Je me demande souvent ce que devient ma famille en Angleterre. Peut-être que ma mère serait toujours aussi à cheval sur la religion et ses principes, peut-être que mes sœurs seraient toujours irréprochables, peut-être que mon père serait encore lui-même avec ses habitudes de bon français qui boit du vin... Certaines fois, ils me manquent beaucoup je ne vais pas mentir. J'ai pensé à tout abandonner pour les rejoindre au début de la guerre. Ma vocation, ma destinée est ici. Elle est là en France, dans ce petit village de rien du tout. Jamais je ne laisserai tout ce que j'ai ici, Hans, ma maison, la tombe symbolique de mon grand-père, la résistance, Mme Dubois. J'aurai bien plus à perdre en fuyant comme ma famille l'a fait.
Alors je resterai ici, je l'ai promis à Maxence et à moi-même, je serai là pour assister à la fin de la guerre comme j'ai assisté à ses débuts. Personne ne m'en empêchera.

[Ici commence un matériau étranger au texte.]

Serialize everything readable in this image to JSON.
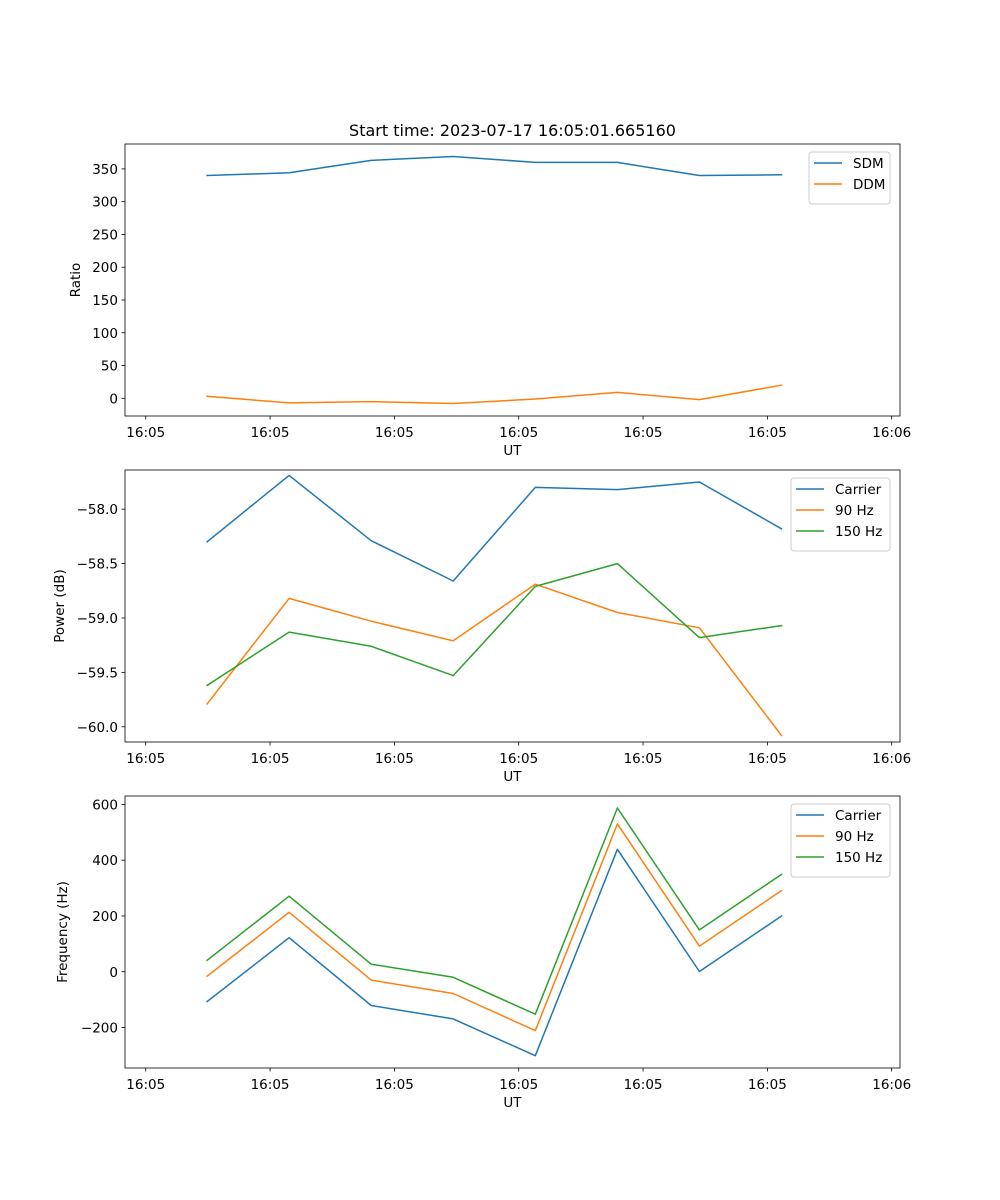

J'ai dévalé le sentier de randonnée menant jusqu'à la place de l'église, où bien évidemment, comme à son habitude, le même garde SS a contrôlé mes papiers. Ces monstres ont installé une routine tellement affreuse, il n'y a plus la même ambiance. Les gens sont froids, distants, ils s'occupent d'eux, ils deviennent méchants et vicieux pour ne serait-ce que quelques centimètres de pain en plus... C'est pour cela que je me bats, pour revoir ce village que j'ai appris à aimer, à chérir et à respecter. Je veux revoir ce village, un village français.